Pero ahí ha seguido la Constitución, como la puerta de Alcalá. Y aún resiste, a pesar de que tiene más enemigos que nunca, pues así es la vida, cuando se estaba saliendo de la crisis, se entró en la zozobra. El gobierno de Mariano Rajoy equilibró el barco de la economía, a costa de los jóvenes sí, pero lo hizo, acabando con las sospechas de que España fuera un país insolvente. El costo ha sido alto, pues cincuenta mil millones de euros se han ido por el sumidero bancario, lo que implica carencias sociales a las que ya veremos si el nuevo gobierno, que se supone tendremos en 2020, sabe poner remedio en medio de la emergente parálisis de la economía mundial. La zozobra mencionada proviene del nuevo ataque a la Constitución, que sus propias previsiones ha conseguido parar, de momento, con la sentencia del Tribunal Supremo por la sedición cometida por algunos políticos catalanes. Una inquietud resultante del crecimiento artificial del independentismo catalán debido a la falta de cintura del gobierno de Rajoy cuando tuvo en su despacho a un todavía nacionalista moderado Artur Mas en 2012. Un movimiento independentista que tiene la pretensión, nada menos, que independizarse ilegalmente de España. Una pretensión peligrosa como pocas que sustituye con sutileza al burdo ataque del independentismo vasco de antaño.

En fin, un texto legal que pudo con el terrorismo vasco, con el golpismo militar y la mayor crisis económica y social desde el crack del 29, seguramente podrá con la emergencia del populismo de izquierda y derecha, además de con los intentos de desestabilización en Cataluña. Intentos seguidos con emoción viscosa desde otras partes de España para ver si sacan la tajada de pasar de presidentes de poco a presidentes de nada, comprometiendo la vida pacífica de todos. La vida, la sagrada vida sin las emociones de las banderas y los gritos de «a por ellos»; la vida cotidiana que reserva sus preocupaciones para sus jóvenes y sus mayores; en fin, la vida que piensa en las personas y sus cuitas diarias, en sus sueños y sus esperanzas.

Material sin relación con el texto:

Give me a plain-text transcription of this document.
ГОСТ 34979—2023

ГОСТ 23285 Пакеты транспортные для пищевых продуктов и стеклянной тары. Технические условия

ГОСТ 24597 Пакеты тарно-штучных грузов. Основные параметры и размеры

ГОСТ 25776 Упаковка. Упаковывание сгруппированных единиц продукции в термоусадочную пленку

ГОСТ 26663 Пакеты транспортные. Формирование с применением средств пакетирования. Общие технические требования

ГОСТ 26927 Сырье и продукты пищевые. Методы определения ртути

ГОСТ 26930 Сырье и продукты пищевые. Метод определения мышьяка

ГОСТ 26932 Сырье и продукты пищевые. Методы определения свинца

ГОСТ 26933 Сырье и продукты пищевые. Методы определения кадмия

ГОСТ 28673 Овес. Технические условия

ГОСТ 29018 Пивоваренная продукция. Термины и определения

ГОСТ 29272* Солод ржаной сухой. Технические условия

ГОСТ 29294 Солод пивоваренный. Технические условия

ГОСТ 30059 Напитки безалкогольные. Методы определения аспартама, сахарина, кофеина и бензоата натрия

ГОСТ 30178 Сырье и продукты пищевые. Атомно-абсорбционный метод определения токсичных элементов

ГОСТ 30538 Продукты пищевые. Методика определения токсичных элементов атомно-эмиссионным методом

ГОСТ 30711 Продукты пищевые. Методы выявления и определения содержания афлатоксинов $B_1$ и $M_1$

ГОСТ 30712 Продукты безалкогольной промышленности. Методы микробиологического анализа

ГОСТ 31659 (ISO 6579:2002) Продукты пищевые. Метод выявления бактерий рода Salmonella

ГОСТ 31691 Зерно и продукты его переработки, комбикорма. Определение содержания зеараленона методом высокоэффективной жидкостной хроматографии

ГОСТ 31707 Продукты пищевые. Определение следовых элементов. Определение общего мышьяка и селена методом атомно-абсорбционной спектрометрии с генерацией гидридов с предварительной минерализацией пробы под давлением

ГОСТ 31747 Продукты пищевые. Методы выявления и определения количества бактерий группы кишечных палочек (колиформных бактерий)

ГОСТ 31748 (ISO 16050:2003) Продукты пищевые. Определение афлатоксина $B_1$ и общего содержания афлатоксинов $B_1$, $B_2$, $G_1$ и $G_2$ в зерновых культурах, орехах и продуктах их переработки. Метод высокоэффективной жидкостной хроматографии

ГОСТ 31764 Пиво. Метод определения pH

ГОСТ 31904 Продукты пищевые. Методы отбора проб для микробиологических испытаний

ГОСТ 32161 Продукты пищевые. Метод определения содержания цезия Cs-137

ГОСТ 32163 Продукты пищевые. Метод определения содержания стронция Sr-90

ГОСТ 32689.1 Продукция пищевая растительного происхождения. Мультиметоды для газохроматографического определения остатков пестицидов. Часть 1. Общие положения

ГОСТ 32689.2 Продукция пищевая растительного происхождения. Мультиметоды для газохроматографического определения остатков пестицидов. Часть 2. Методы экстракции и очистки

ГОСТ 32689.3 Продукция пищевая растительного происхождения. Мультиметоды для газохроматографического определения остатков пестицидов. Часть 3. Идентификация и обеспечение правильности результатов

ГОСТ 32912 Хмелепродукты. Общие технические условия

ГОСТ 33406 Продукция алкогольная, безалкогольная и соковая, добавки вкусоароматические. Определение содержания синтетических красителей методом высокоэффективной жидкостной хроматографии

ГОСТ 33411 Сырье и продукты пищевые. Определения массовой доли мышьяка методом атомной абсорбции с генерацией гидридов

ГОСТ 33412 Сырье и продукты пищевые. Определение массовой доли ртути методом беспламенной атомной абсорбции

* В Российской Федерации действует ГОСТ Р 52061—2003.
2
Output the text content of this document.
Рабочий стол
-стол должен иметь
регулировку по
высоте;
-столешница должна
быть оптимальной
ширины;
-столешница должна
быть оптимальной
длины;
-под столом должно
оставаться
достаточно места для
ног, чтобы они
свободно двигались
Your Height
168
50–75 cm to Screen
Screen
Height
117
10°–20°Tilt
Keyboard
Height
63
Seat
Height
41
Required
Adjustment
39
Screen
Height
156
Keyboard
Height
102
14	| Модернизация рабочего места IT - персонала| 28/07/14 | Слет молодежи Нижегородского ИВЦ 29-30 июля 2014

Una vida que la Constitución española de 1978 ha garantizado y que garantizará en un marco civilizado si no es arrastrada por una erupción de irracionalidad siempre posible por el olvido del sufrimiento de antaño, pero siempre indeseable por el recuerdo de la felicidad de las dos generaciones que la hemos disfrutado.

Por eso, por todo eso, juro y prometo la constitución.